Olney, Illinois, claims that one can see white squirrels in their city park. These pink-eyed, bushy tailed creatures have been members of the community for a long time.
In Odin, Illinois, on US 50 we find the Lincoln Trail Antique Shop.
If you are looking for antiques, vintage wedding
invitations, old lamps or just that special item, you will find it here.
At the antique shop, we meet Lou Campbell. He is a character out of the West. I dont know if I can believe him, but he claims that he runs antiques from Illinois to Virginia. If you have seen him, please let us know.
Ten miles east of Salem we pass through a little town named Iuka. The pictures "Halfway Tavern" claims that Abe Lincoln stopped here as many other travels did.
In early 1800s stagecoach passengers reached in Salem, Illinois, "Gateway of Little Egypt" the half-way point between St. Louis and Vincennes. Oil was discovered in 1930s and transformed this small town. Today it is a prosperous city with a rich heritage. You may want to visit the Lemen-Frakes House at 321 South Franklin Ave. Built in 1842, it is the oldest home in Salem.
Carlyle Lake is Illinois largest lake. We stop to see if space is available to stay overnight. Camping facilities at the West Dam are better than other facilities around the lake. Sorry to say, West Dam is occupied, so we decide to continue down US 50. We forgot that today is Saturday. Most campgrounds are occupied on weekends, but are vacant during the week.

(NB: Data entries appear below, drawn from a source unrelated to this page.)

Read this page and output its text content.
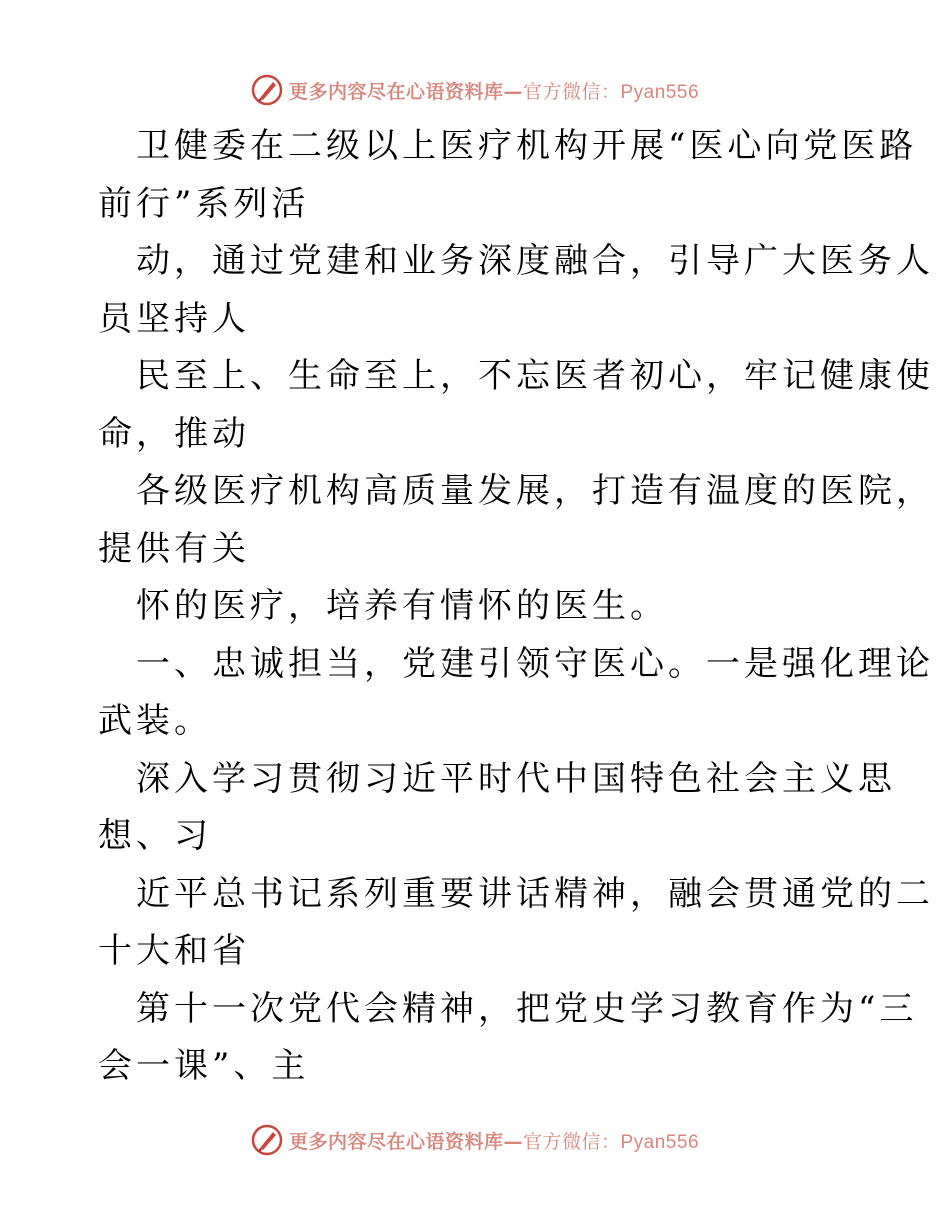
更多内容尽在心语资料库—官方微信：Pyan556

卫健委在二级以上医疗机构开展“医心向党医路
前行”系列活

动，通过党建和业务深度融合，引导广大医务人
员坚持人

民至上、生命至上，不忘医者初心，牢记健康使
命，推动

各级医疗机构高质量发展，打造有温度的医院，
提供有关

怀的医疗，培养有情怀的医生。

一、忠诚担当，党建引领守医心。一是强化理论
武装。

深入学习贯彻习近平时代中国特色社会主义思
想、习

近平总书记系列重要讲话精神，融会贯通党的二
十大和省

第十一次党代会精神，把党史学习教育作为“三
会一课”、主

更多内容尽在心语资料库—官方微信：Pyan556
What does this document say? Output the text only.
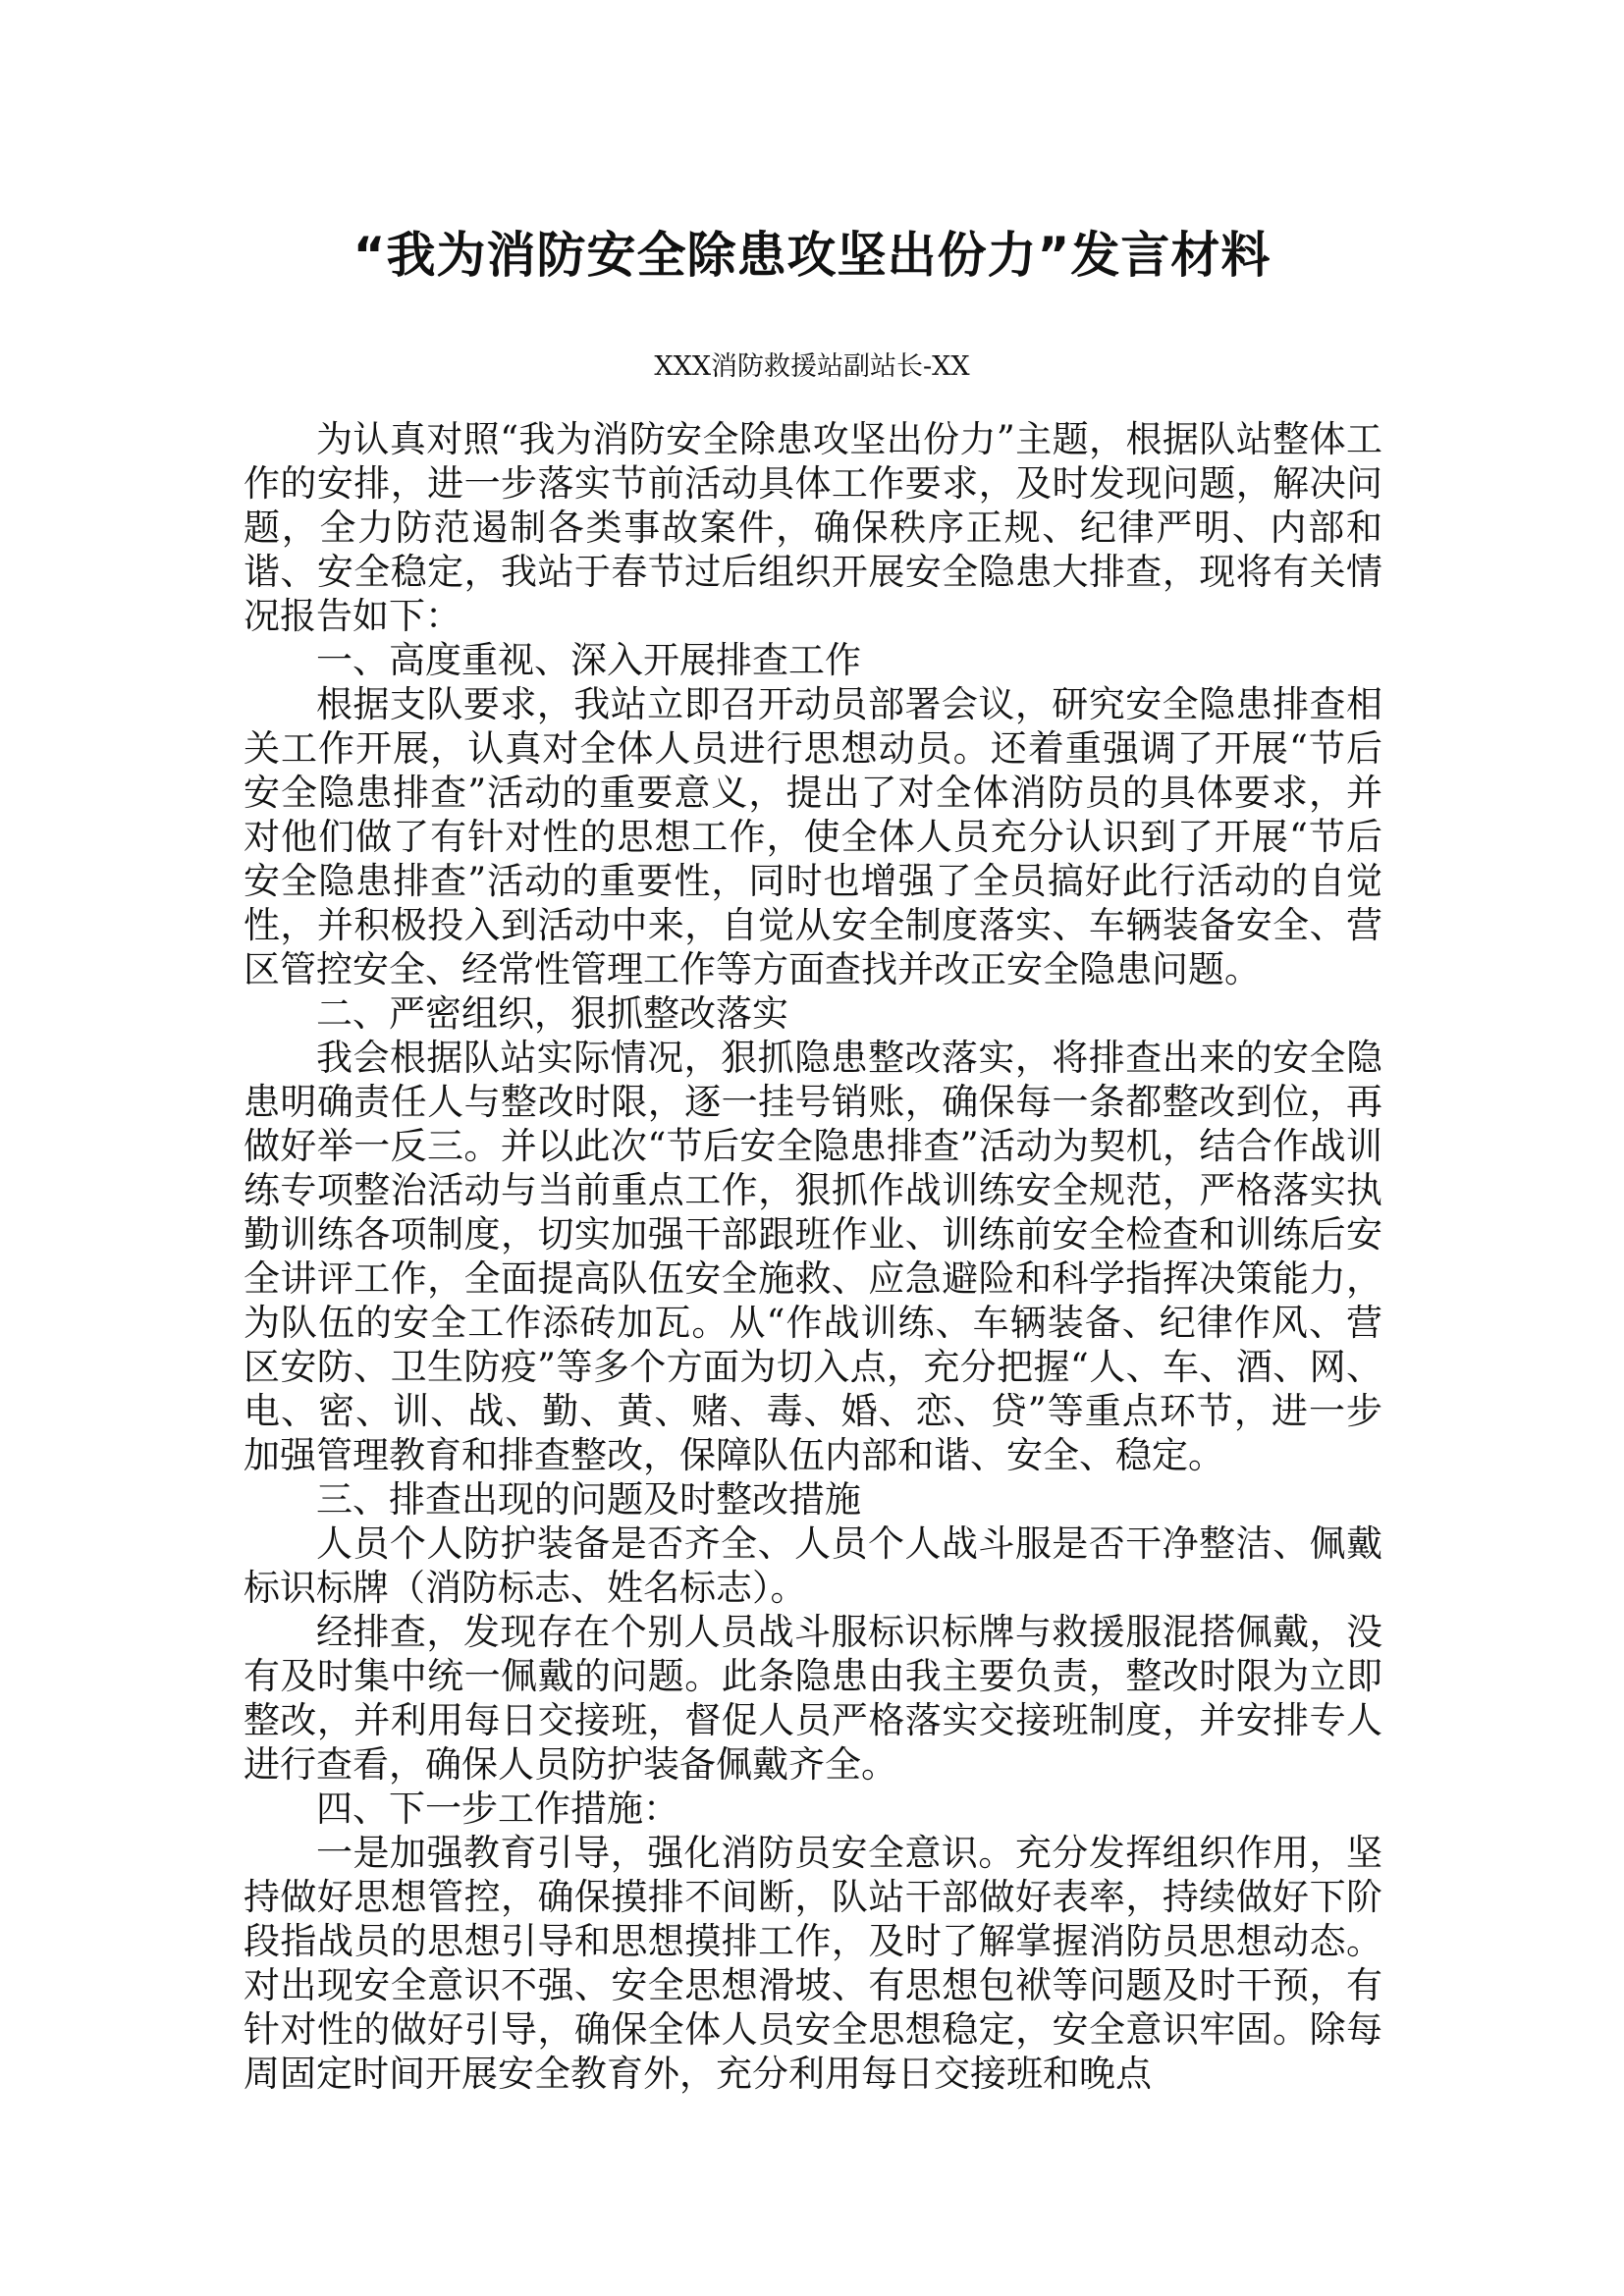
“我为消防安全除患攻坚出份力”发言材料

XXX消防救援站副站长-XX

为认真对照“我为消防安全除患攻坚出份力”主题，根据队站整体工作的安排，进一步落实节前活动具体工作要求，及时发现问题，解决问题，全力防范遏制各类事故案件，确保秩序正规、纪律严明、内部和谐、安全稳定，我站于春节过后组织开展安全隐患大排查，现将有关情况报告如下：

一、高度重视、深入开展排查工作

根据支队要求，我站立即召开动员部署会议，研究安全隐患排查相关工作开展，认真对全体人员进行思想动员。还着重强调了开展“节后安全隐患排查”活动的重要意义，提出了对全体消防员的具体要求，并对他们做了有针对性的思想工作，使全体人员充分认识到了开展“节后安全隐患排查”活动的重要性，同时也增强了全员搞好此行活动的自觉性，并积极投入到活动中来，自觉从安全制度落实、车辆装备安全、营区管控安全、经常性管理工作等方面查找并改正安全隐患问题。

二、严密组织，狠抓整改落实

我会根据队站实际情况，狠抓隐患整改落实，将排查出来的安全隐患明确责任人与整改时限，逐一挂号销账，确保每一条都整改到位，再做好举一反三。并以此次“节后安全隐患排查”活动为契机，结合作战训练专项整治活动与当前重点工作，狠抓作战训练安全规范，严格落实执勤训练各项制度，切实加强干部跟班作业、训练前安全检查和训练后安全讲评工作，全面提高队伍安全施救、应急避险和科学指挥决策能力，为队伍的安全工作添砖加瓦。从“作战训练、车辆装备、纪律作风、营区安防、卫生防疫”等多个方面为切入点，充分把握“人、车、酒、网、电、密、训、战、勤、黄、赌、毒、婚、恋、贷”等重点环节，进一步加强管理教育和排查整改，保障队伍内部和谐、安全、稳定。

三、排查出现的问题及时整改措施

人员个人防护装备是否齐全、人员个人战斗服是否干净整洁、佩戴标识标牌（消防标志、姓名标志）。

经排查，发现存在个别人员战斗服标识标牌与救援服混搭佩戴，没有及时集中统一佩戴的问题。此条隐患由我主要负责，整改时限为立即整改，并利用每日交接班，督促人员严格落实交接班制度，并安排专人进行查看，确保人员防护装备佩戴齐全。

四、下一步工作措施：

一是加强教育引导，强化消防员安全意识。充分发挥组织作用，坚持做好思想管控，确保摸排不间断，队站干部做好表率，持续做好下阶段指战员的思想引导和思想摸排工作，及时了解掌握消防员思想动态。对出现安全意识不强、安全思想滑坡、有思想包袱等问题及时干预，有针对性的做好引导，确保全体人员安全思想稳定，安全意识牢固。除每周固定时间开展安全教育外，充分利用每日交接班和晚点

We stop in Breese at the Knotty Pine Inn. It is very clean and the price is very reasonable. The Knotty Pine also operates a restaurant which is patronized by local townspeople. We can confirm the food tastes good, prices are very reasonable and the place is clean. Their motto is to serve excellent food.
The next town is Aviston. The Aviston Elementary School has a very impressive homepage. Mr. Jason Rakers is a teacher and has put together information on the History of Aviston that dates back to 1812.
We follow the old US 50 towards St. Louis. As we enter East St. Louis, we see the Gateway Arch in the distance. It is called the Gateway to the West. Many people here consider that once you have crossed the Mississippi, you are in the Westeven if this is not the area of the Continental Divide or the half-way mark of the United States.
From the distance we admire the engineering wonder that rises 630 feet into the air. The Arch is higher than the skyscrapers of St. Louis. We bypass St. Louis on our north and now come to the point where US 50 crosses the Mississippi River into Missouri.